The leaqding corporate protagonists in the mutibillion-dollar battle to acquire Conoco Inc., the nation's ninth-largest oil company, called one another names, postured and spent time in the courts today.

But shareholders trying to decide among three competing proposals for Conoco -- from E.I. du Pont de Nemours & Co., Mobil Oil Co. and Seagram Co. -- were not presented with any new offers in the escalating takeover war.

Conoco, which wants Du Pont to win the battle, announced that it obtained New York Stock Exchange approval to list 15.9 million shares of its stock that now is in the company treasury. Conoco plans to sell those shares to Du Pont, which has a $7.2 billion cash-and-stock offer to buy the 86 million shares of Conoco stock now in the hands of the public.

Mobil earlier this week went to court to try to block the sale of the 15.9 million shares. It gives Du Pont a leg up in the takeover battle.

Mobil, for its part, has offered a combination of cash and securities totaling $7.7 billion for Conoco stock and has suggested it might boost the offer to $7.9 billion, but it has not done so yet.

Conoco took yseagram to court alleging that it gave certain Conoco shareholders advance warning before the Canadian distiller boosted its bid for 51 percent of Conoco stock from $85 to $92 a share on Thursday. Conoco, which earlier lost a bid to block Seagram's bid, accused Seagram of "manipulative" conduct.

Seagram, whose bid is an all-cash one worth $4.08 billion, said the Conoco suit was "without merit" and called it "one more transparent step in a parade of desparate tactical maneuvers designed to frustrate Conoco shareholders in their efforts to weigh the merits" of the three competing bids.

Du Pont's freiendly bid would keep current Conoco management in place. Neither Seagram's bid for 51 percent of Conoco stock nor Mobil's offer to acquire the entire company makes such a promise.

Seagram accused Conoco of further "desparate" tactics in getting the governments of Dubai and Norway to say that a Seagram takeover might force those countries to take actions that would be harmful to shareholders of Conoco.

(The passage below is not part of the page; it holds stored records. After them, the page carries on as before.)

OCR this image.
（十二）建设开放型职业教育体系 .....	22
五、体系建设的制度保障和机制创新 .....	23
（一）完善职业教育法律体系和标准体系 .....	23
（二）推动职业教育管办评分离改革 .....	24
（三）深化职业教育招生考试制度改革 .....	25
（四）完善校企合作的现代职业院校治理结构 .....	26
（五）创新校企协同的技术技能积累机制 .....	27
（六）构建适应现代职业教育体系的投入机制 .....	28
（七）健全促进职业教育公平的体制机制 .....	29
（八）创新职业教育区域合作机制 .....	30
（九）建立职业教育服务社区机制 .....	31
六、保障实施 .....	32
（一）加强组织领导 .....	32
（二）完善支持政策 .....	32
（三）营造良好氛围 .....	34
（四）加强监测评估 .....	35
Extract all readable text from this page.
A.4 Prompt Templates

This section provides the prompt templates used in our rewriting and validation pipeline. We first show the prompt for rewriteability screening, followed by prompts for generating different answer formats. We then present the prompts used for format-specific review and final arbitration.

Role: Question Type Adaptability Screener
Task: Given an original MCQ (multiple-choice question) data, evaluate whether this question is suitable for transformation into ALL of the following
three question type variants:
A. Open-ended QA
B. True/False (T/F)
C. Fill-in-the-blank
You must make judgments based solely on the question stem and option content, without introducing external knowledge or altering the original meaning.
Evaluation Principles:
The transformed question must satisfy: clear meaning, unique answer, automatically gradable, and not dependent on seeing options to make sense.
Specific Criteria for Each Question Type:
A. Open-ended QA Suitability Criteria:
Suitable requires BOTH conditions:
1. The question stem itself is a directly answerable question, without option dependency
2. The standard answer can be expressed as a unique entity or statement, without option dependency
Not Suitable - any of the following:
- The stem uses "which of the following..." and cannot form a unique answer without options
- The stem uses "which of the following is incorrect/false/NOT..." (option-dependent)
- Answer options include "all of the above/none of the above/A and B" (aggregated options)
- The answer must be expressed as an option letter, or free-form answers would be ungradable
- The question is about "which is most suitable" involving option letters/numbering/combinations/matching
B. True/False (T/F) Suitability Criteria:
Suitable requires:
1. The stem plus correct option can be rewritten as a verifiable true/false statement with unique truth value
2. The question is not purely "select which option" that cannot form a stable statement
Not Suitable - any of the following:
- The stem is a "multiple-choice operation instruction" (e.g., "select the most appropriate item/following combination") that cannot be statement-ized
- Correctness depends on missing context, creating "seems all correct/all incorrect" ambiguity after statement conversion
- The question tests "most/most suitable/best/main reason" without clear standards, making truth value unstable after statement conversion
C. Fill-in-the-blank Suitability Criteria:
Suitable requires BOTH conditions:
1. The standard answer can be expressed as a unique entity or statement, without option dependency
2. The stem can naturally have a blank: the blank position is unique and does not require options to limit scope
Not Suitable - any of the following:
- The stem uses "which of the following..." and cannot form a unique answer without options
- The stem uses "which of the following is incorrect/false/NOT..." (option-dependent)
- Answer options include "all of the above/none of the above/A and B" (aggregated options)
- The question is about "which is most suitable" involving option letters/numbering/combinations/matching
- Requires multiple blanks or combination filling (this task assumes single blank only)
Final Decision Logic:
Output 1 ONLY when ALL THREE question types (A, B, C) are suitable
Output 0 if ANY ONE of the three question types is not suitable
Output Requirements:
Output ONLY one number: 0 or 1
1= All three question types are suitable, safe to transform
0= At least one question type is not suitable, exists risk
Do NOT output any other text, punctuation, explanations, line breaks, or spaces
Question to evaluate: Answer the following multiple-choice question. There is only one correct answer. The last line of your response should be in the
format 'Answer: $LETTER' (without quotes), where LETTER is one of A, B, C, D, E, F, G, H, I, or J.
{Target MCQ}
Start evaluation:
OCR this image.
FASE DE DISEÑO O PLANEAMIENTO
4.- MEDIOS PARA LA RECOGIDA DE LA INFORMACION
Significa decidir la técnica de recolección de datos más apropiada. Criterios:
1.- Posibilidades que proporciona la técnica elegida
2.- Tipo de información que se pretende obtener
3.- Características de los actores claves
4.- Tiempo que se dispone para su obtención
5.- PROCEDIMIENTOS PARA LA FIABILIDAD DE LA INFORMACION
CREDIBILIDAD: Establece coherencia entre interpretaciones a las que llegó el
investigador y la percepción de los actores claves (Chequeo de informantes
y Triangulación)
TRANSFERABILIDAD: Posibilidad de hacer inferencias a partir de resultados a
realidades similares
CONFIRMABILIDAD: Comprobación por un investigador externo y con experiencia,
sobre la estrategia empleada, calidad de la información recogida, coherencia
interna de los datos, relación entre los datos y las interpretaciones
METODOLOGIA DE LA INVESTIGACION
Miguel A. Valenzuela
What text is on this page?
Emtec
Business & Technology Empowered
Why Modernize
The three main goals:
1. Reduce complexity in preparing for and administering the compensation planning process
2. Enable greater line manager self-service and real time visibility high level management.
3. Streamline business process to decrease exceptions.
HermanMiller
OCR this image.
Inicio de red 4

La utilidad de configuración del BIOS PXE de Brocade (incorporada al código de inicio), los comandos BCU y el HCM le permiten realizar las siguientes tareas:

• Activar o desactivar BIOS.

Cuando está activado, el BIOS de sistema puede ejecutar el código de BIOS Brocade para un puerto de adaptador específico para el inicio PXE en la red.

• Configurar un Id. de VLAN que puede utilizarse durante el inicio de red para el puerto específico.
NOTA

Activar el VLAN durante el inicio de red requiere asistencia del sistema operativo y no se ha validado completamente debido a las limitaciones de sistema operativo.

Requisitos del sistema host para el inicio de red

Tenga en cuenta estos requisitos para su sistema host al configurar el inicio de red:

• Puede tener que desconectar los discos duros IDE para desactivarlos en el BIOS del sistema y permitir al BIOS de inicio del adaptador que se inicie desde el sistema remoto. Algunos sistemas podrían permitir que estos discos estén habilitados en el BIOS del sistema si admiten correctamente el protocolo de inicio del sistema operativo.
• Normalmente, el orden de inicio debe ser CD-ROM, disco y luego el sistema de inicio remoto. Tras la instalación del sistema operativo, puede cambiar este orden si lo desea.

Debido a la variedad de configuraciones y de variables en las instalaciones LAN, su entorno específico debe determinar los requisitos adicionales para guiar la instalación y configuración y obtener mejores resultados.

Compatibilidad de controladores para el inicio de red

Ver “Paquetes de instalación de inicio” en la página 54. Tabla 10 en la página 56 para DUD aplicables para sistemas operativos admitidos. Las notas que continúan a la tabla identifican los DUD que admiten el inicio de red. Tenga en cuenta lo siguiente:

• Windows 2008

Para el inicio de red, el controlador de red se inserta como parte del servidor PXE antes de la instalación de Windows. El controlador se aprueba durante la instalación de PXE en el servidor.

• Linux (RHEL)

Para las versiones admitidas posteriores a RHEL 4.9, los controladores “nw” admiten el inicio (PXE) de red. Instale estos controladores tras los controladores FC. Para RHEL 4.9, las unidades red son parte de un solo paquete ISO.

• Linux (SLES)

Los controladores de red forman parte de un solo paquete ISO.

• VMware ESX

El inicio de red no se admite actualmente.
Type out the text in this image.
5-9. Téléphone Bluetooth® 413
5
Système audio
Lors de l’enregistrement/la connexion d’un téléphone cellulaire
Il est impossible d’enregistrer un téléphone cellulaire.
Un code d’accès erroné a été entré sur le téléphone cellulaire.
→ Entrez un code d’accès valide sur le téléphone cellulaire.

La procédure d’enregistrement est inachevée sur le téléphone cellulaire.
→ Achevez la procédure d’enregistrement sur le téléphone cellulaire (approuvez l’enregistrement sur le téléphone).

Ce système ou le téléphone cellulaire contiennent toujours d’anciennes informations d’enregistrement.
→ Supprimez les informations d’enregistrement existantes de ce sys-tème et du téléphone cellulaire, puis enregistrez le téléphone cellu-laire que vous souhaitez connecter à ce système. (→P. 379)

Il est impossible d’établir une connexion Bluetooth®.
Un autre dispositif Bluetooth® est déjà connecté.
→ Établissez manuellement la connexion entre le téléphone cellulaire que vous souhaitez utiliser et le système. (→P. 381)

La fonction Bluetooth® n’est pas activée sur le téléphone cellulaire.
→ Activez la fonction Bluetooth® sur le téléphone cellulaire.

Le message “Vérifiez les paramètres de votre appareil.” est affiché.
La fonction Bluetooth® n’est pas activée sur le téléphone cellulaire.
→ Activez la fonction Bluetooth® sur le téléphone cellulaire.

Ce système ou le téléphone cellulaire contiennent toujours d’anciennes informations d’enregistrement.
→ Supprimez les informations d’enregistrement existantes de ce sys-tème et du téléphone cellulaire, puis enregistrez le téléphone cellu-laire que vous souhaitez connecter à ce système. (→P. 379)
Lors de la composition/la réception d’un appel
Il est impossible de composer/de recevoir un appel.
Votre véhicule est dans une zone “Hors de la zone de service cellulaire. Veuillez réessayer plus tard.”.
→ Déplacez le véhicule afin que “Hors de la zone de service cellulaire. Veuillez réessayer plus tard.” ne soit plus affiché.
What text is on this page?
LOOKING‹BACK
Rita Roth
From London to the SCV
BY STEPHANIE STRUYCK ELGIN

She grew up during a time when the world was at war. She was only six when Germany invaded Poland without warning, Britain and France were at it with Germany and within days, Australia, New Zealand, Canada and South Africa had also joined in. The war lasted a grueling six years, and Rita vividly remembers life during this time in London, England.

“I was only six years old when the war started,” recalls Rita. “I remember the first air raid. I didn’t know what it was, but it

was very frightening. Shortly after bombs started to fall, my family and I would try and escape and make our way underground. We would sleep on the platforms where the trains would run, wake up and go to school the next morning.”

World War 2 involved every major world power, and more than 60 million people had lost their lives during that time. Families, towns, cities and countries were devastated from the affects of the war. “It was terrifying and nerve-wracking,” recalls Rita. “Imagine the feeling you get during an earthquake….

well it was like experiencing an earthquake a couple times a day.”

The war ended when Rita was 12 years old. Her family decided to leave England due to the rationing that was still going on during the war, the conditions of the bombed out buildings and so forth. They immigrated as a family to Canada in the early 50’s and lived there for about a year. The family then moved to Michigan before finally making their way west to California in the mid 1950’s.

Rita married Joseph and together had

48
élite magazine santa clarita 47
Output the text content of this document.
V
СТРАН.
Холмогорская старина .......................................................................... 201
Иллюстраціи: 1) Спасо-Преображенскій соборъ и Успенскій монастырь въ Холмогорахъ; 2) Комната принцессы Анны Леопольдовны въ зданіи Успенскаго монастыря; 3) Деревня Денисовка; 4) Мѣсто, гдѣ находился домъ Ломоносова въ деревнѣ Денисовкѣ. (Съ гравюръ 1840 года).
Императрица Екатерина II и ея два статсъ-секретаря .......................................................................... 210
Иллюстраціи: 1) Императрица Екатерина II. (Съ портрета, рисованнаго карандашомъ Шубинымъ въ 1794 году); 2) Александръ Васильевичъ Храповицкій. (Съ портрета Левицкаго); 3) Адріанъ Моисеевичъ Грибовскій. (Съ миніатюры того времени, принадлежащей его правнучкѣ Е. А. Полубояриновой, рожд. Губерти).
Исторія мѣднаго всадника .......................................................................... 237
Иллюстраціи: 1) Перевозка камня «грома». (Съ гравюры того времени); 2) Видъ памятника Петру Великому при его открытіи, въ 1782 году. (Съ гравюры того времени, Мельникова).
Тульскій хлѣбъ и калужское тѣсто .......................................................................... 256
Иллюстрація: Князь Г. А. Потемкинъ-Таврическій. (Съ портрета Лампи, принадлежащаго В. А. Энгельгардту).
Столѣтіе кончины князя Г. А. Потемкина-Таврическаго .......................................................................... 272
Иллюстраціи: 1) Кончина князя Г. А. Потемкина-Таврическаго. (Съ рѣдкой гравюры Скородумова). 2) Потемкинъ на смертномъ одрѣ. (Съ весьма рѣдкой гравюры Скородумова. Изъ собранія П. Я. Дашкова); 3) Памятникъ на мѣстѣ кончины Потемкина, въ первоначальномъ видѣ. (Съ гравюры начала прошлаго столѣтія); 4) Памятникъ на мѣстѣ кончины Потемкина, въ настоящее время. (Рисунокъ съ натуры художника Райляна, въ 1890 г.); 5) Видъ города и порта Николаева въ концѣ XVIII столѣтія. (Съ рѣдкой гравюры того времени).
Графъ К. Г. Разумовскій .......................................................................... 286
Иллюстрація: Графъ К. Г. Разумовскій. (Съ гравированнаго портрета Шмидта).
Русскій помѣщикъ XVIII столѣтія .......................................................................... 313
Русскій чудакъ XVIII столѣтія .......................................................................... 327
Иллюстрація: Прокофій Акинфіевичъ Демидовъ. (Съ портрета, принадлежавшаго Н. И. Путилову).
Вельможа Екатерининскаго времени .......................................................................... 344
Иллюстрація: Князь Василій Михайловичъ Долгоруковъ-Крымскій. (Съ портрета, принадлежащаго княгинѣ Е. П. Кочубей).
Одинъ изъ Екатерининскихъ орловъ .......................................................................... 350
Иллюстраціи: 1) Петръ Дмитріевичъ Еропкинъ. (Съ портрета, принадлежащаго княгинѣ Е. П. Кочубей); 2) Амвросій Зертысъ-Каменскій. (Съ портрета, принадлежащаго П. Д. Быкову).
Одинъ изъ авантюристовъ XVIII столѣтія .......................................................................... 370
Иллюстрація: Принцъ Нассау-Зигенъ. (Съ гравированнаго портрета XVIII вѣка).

In response to a letter from Conoco's board of directors, the Olso government this morning said Conoco's participation in North Sea oil leases might be reconsidered if Seagram won the bidding battle. Last week Dubai said it had concerns about Seagram, as well. Seagram's Texas Pacific subsidiary had oil leases in Dubai several years ago, and a Seagram spokesman said the company and the Middle East oil Kingdom have cordial relations.